Não sei se foram os óculos redondos, a bota amarela se destacando sobre a calça jeans escura ou o fato de você estar vindo em minha direção que me tirou do foco. Por um milésimo de segundo, os meus olhos varreram cada detalhe do meu campo de visão e lá estavam eles, seus olhos pretos como uma jabuticaba. Ansiosa por compreender o que estava acontecendo, nossos olhares de encontraram. Faltava ar no meu pulmão, forças nas minhas pernas e a boca secou. Permanecíamos presos um ao outro a cada passada e suas sobrancelhas se arqueavam se questionando, provavelmente, sobre quem eu era. Uma estranha que te encarava sem a menor discrição. Apesar disso, em momento nenhum você parou de sorrir.

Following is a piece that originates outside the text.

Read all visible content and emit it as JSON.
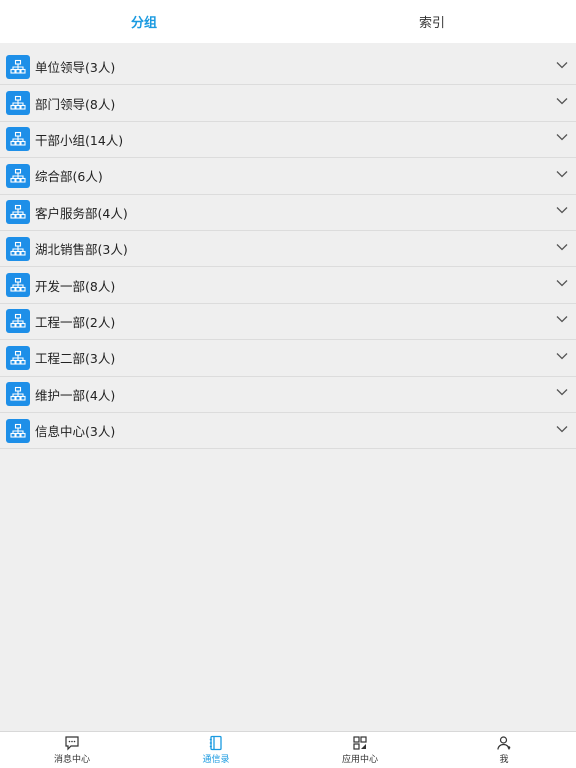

Na tentativa de memorizar cada detalhe para contar as minhas amigas, seus cabelos cacheados penteados a muito bom gosto num black power redondo atraíram minha atenção. Como sempre, havia alguns cachos maiores que insistiam em ficar mais abertos do outros. Eles formavam a moldura perfeita para o seu rosto. Olhos redondos, grandes e escuros e a boca grande e curvilínea desenhados cuidadosamente sobre a tela em pele negra. A cada passo que aproximava, nos reconhecíamos.

Eu sempre tive muita coragem para enfrentar meus sentimentos, ainda mais quando se trata de pessoas que amo. Nunca tive problema de cumprimentar desconhecidos, fazer novas amizades ou até mesmo ouvir o que os outros têm a dizer. No entanto, naquele dia eu continue caminhando na expectativa de que trocássemos uma saudação descompromissada e, quem sabe, iniciássemos uma conversa longa e agradável. Parece loucura, mas eu não sabia que me prenderia ao seu olhar por tanto tempo que perderia o caminho das palavras. Seguimos nos aproximando e, logo que passamos ao lado um do outro, nossos sorrisos tomarão conta de todo o espaço. Você passou direto por mim e eu virei o corredor a frente com a certeza de que era você. Desde a primeira vez, era você.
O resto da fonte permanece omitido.